地域活性化には、どこの地域にもある独自の魅力の発掘・発見が不可欠という点で、金丸氏(左)と宇生氏(右)の意見は一致した。

宇生 私が最初に庄内へ行ったとき、多くの方から「町を豊かにするためには、土木業が一番」と言われました。40年前の「列島改造論」の発想です。しかし、イタリアの古都へ行くと、各都市が独自の個性を残すために大きな資金や労力を注いでいます。建築物や石畳の街路はもちろん、家具や衣服などのものづくりや食も同様です。そういう個性に魅力を感じ、多くの人が訪れます。

日本は最近ようやく、それに気づき始めたのではないでしょうか。旅の本当の魅力は、その土地の本来の歴史やローカリティを感じることです。また、それを感じられるところには、「また行こう」と思うものです。

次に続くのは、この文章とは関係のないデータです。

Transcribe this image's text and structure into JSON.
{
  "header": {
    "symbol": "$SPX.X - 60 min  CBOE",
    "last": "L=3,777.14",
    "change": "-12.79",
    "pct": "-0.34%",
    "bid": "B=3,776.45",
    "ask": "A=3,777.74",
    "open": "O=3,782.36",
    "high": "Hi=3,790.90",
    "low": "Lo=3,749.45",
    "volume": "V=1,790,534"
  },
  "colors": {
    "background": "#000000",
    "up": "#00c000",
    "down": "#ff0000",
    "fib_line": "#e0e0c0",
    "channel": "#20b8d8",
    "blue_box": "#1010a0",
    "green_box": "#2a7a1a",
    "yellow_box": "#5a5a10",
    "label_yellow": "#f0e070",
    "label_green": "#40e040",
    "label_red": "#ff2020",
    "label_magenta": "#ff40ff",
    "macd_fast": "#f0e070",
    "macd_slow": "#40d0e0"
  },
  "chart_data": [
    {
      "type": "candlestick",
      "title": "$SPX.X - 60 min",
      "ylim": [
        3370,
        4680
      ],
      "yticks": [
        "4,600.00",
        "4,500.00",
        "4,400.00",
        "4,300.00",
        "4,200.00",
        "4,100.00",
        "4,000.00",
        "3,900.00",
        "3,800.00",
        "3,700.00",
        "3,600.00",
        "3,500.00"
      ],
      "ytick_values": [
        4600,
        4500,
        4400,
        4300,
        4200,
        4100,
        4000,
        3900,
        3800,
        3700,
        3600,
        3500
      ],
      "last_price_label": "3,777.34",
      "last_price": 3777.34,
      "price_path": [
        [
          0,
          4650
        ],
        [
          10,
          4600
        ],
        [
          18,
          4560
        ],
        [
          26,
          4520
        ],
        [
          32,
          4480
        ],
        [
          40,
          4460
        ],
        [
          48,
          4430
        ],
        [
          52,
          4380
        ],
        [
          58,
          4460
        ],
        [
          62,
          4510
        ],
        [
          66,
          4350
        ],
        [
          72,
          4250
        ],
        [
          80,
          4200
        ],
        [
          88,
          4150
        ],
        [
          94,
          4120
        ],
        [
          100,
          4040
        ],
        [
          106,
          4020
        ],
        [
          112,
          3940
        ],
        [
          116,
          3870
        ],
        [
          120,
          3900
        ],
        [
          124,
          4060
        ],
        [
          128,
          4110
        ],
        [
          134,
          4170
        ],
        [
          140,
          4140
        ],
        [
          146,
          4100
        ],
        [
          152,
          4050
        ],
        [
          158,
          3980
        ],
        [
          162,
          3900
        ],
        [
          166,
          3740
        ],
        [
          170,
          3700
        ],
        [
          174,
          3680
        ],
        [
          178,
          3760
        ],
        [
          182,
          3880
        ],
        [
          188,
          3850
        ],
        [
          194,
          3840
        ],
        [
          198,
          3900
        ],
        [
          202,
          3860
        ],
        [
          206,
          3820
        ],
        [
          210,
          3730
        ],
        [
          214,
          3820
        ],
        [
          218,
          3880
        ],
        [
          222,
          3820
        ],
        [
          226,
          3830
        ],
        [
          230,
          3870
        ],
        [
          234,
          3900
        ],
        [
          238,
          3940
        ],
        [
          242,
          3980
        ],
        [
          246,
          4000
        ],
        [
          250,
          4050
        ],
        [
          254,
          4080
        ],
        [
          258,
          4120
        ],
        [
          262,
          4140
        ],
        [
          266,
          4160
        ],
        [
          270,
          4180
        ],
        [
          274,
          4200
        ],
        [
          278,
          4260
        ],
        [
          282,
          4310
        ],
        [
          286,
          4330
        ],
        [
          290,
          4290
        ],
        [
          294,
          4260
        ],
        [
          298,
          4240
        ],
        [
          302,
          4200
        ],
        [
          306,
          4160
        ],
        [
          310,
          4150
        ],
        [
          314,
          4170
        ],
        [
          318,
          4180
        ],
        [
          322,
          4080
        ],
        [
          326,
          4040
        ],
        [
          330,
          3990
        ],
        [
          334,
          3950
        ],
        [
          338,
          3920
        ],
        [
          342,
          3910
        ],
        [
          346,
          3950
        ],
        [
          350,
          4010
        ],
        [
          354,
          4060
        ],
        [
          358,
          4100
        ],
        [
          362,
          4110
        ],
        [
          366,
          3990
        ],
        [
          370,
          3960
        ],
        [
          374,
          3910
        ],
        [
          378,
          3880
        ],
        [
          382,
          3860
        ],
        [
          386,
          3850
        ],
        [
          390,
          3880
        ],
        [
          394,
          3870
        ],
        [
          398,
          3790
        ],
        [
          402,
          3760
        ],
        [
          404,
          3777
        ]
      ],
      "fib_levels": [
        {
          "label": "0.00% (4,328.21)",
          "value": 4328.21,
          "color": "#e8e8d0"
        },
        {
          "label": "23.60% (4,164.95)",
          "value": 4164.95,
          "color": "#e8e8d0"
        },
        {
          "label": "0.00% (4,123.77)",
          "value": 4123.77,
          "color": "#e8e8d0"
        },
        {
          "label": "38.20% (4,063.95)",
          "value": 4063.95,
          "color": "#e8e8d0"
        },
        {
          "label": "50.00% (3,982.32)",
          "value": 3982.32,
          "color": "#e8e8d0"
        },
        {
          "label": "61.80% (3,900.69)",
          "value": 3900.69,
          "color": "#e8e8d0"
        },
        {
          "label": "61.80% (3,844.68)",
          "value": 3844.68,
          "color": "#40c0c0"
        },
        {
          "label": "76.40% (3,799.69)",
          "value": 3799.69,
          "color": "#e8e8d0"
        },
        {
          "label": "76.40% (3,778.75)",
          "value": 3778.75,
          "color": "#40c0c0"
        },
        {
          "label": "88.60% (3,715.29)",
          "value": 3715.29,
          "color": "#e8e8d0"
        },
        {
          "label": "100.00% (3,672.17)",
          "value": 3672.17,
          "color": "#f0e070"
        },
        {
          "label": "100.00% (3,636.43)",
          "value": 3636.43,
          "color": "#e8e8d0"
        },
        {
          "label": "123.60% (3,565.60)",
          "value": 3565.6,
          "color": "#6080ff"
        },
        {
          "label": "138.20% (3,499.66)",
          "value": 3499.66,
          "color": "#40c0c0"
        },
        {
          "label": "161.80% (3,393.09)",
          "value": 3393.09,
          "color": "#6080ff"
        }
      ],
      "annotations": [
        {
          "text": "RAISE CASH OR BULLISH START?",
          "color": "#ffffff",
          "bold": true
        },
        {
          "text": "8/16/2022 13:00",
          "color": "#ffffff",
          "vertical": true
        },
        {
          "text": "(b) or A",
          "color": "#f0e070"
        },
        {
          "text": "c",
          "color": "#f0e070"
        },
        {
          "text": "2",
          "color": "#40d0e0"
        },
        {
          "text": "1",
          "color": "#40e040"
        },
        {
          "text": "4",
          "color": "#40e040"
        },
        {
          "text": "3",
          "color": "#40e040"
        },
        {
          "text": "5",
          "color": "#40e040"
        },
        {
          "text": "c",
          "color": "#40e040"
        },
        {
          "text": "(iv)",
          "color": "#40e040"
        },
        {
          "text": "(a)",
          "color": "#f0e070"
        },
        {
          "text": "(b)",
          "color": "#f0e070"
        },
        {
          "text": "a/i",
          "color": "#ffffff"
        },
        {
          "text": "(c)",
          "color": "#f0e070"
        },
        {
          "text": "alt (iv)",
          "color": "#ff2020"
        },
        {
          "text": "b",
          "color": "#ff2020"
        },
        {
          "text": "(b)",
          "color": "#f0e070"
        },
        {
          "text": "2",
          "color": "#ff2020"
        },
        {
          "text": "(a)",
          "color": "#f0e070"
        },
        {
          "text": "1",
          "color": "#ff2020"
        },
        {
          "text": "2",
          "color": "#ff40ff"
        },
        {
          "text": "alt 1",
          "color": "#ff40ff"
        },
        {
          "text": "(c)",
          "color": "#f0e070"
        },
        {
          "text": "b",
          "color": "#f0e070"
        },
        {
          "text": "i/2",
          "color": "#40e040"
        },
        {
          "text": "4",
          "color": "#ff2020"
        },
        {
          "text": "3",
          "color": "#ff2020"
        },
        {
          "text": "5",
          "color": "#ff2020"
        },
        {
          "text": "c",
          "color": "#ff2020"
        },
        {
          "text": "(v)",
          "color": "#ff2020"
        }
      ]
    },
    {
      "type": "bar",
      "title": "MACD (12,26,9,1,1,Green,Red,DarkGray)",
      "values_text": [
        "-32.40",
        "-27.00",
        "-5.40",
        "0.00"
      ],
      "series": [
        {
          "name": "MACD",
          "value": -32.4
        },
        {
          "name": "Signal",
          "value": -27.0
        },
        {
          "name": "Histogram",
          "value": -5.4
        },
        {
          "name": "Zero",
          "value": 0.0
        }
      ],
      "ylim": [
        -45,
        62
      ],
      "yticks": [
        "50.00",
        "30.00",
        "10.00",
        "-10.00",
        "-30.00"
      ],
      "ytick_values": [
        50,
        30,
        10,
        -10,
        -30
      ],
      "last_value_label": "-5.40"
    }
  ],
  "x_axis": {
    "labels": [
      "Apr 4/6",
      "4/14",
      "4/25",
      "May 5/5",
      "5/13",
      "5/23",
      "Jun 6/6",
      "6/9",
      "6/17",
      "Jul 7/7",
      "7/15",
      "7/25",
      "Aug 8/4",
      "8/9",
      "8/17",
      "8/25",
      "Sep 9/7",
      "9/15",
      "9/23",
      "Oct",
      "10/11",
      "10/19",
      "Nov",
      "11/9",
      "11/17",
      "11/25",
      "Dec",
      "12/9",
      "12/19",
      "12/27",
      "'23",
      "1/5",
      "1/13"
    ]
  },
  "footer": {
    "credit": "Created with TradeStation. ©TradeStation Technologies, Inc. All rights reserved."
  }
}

金丸 2004年に日本でも景観法が制定され、愛媛県の内子町や大分県の臼杵市、岐阜県の高山市など各地で景観条例に基づいた街づくりが進められています。滋賀県の長浜市では、景観を守るため、1件200万円の補助金が出ます。この補助金を得るには、地元の職人や大工さんが作業を行い、地元の物語を入れなければなりません。そこで、地元の人が改めて地元について学びます。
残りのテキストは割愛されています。